Doch selbst Lombardi konnte nicht verhindern, dass das Ratzinger-Pontifikat in schweres Wasser kam. Den Missbrauchsskandal, die Affären um homosexuelle Würdenträger im Vatikan und schließlich den "Vatileaks-Skandal" – all dies konnte nicht einmal ein Lombardi kommunikativ "einfangen".
Referenzpunkt eines Medien-Hypes
Seine große Stunde schlug, nachdem Papst Benedikt XVI. am 11. Februar 2013 aus heiterem Himmel seinen Rücktritt ankündigte. Wenige Minuten, nachdem die Nachrichtenagentur Ansa die Blitzmeldung "Der Papst tritt zurück" herausgegeben hatte, rief Lombardi die Journalisten zu einem Briefing im Vatikan zusammen.

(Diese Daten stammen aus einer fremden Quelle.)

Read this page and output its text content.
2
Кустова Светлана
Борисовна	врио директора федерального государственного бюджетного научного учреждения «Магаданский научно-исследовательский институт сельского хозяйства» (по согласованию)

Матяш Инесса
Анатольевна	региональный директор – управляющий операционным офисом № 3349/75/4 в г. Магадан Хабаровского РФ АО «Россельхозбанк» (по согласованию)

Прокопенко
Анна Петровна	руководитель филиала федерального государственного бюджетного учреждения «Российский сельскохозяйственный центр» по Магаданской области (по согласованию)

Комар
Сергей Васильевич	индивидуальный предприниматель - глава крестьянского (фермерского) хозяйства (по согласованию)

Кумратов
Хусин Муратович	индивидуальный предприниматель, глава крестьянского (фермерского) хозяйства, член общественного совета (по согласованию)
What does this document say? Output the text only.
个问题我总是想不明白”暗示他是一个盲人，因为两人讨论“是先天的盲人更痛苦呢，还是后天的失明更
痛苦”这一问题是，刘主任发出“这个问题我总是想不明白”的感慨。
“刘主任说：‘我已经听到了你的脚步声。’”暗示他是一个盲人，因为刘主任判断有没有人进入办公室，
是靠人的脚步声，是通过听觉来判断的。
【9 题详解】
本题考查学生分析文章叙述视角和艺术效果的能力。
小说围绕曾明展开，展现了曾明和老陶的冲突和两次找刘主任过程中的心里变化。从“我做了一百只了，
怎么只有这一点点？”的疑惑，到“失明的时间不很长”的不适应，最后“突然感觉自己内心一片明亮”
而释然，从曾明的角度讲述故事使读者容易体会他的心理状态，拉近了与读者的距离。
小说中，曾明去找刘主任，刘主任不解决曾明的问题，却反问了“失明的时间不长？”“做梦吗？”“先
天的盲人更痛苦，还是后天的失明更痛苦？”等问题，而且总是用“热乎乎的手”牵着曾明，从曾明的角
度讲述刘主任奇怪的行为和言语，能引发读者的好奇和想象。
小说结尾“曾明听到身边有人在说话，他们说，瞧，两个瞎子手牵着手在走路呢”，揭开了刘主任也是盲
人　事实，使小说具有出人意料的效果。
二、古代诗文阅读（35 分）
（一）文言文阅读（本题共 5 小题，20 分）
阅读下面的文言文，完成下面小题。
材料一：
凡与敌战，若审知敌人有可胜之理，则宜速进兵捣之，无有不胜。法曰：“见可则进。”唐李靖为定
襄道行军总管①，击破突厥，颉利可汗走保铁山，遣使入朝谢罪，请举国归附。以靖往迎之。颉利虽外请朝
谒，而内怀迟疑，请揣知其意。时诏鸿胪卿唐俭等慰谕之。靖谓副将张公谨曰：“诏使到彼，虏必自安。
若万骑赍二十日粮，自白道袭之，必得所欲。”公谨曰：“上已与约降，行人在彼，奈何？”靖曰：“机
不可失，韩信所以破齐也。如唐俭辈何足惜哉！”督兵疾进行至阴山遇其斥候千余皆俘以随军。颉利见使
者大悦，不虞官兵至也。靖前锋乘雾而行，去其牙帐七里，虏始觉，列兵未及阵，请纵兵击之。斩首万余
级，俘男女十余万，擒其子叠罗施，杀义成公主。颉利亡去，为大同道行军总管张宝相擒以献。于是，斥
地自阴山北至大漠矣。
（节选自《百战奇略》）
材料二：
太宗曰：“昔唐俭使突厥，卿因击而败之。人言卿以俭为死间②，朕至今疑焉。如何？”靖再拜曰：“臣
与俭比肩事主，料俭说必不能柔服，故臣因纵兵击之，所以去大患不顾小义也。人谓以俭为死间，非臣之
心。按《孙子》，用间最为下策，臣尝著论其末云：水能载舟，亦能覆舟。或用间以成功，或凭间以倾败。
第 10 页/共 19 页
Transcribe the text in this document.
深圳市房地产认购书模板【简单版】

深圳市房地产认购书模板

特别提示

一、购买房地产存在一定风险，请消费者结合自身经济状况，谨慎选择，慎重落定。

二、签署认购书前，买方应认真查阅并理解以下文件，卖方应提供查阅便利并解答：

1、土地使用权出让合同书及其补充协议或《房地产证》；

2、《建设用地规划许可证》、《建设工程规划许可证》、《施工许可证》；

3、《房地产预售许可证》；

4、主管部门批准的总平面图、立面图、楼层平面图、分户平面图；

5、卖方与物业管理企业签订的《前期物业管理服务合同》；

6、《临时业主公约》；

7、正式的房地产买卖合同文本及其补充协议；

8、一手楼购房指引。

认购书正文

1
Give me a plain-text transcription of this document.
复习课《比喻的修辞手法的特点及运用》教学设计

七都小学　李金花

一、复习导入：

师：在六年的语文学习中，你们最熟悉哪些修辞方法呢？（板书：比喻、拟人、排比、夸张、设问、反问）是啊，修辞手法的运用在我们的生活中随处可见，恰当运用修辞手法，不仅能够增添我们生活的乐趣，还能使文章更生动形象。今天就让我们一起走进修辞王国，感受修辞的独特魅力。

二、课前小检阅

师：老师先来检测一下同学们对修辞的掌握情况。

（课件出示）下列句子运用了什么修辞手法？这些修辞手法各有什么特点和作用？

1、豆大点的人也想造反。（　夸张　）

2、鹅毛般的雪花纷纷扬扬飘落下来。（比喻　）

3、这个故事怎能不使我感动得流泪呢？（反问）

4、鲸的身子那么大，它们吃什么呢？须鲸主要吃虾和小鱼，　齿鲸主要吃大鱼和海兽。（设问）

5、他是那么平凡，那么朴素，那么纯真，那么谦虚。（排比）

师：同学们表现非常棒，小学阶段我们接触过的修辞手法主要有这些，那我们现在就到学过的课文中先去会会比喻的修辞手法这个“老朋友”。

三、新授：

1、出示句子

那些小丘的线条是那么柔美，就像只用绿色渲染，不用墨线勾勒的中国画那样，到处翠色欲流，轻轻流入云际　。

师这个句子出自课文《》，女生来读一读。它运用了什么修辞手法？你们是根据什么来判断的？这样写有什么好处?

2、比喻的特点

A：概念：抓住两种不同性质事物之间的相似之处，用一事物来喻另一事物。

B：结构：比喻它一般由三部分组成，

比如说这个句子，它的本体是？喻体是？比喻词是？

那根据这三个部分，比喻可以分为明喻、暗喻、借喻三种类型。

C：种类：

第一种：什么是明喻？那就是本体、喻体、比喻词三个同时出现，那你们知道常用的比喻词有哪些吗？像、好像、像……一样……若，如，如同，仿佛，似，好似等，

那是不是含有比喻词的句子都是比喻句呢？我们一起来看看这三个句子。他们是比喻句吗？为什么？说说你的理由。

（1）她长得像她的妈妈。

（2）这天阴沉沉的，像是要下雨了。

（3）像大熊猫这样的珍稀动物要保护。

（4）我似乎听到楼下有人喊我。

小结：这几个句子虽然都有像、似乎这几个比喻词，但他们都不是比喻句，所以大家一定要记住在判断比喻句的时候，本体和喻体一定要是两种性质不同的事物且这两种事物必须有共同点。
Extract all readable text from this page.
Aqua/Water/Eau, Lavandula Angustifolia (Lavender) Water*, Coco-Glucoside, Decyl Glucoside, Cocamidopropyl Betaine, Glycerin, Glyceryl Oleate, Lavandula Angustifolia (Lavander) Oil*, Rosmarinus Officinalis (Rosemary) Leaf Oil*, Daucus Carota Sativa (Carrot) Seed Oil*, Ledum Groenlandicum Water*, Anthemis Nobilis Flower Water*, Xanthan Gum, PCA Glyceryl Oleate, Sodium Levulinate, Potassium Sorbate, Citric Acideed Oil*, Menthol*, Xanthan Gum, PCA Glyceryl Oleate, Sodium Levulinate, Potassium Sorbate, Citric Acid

Nur wenig aufgeregter als sonst erläuterte er, was geschehen war und was nun anstand. In den folgenden 30 Tagen wurde Lombardi zum Referenz- und Ruhepunkt eines gigantischen Medien-Hypes. Nach dem ersten Papstrücktritt in der Neuzeit strömten mehr Journalisten nach Rom als je zuvor. Inmitten von Gerüchten und Live-Schaltungen war es Lombardi, der Struktur und Klarheit vermittelte.
Er erläuterte, welche Kardinäle am Vorkonklave teilnahmen, wer wahlberechtigt war, wie das Prozedere im Konklave ablaufen würde. Und erst als am 13. März Kardinal Jorge Mario Bergoglio mit dem Namen Franziskus die Menschen auf dem Petersplatz begrüßte, war Lombardi für die Medien nicht mehr der wichtigste Mann im Vatikan.
Papst Franziskus beließ Lombardi bis zur Vollendung seiner zweiten fünfjährigen Amtszeit im Job; mit 74 Jahren ging er am 31. Juli 2016 in den Ruhestand. Von nun an widmete er sich der vatikanischen Stiftung "Joseph Ratzinger – Benedikt XVI.", die das theologische Erbe des deutschen Papstes für die Nachwelt erschließt.
"Comeback" beim "Anti-Missbrauchs-Gipfel"
Dass er noch nicht zum Alten Eisen gehörte, stellte er unter Beweis, als er auf Bitten des Papstes im Februar 2019 den großen "Anti-Missbrauchs-Gipfel" im Vatikan für die Medien moderierte. Sein Nachfolger, der amerikanische Journalist Greg Burke, war kurz zuvor zurückgetreten. Und so übernahm der Ruheständler Lombardi noch einmal die Vatikan-Kommunikation und führte Journalisten aus fünf Kontinenten in Pressekonferenzen durch die heikle Materie des sexuellen Missbrauchs und seiner Bekämpfung.
Seither ist es um ihn stiller geworden. Wenn es um die rückblickende Beurteilung des Ratzinger-Pontifikats oder um die Bewertung von Missbrauchs-Gutachten geht, ist Lombardi weiter ein gefragter Autor. Zu diesen Themen schreibt er in der früher von ihm herausgegebenen Jesuitenzeitschrift "La Civilta Cattolica". Zuletzt analysierte er Anfang August die historische Vergebungsreise des Papstes zu den Ureinwohnern Kanadas.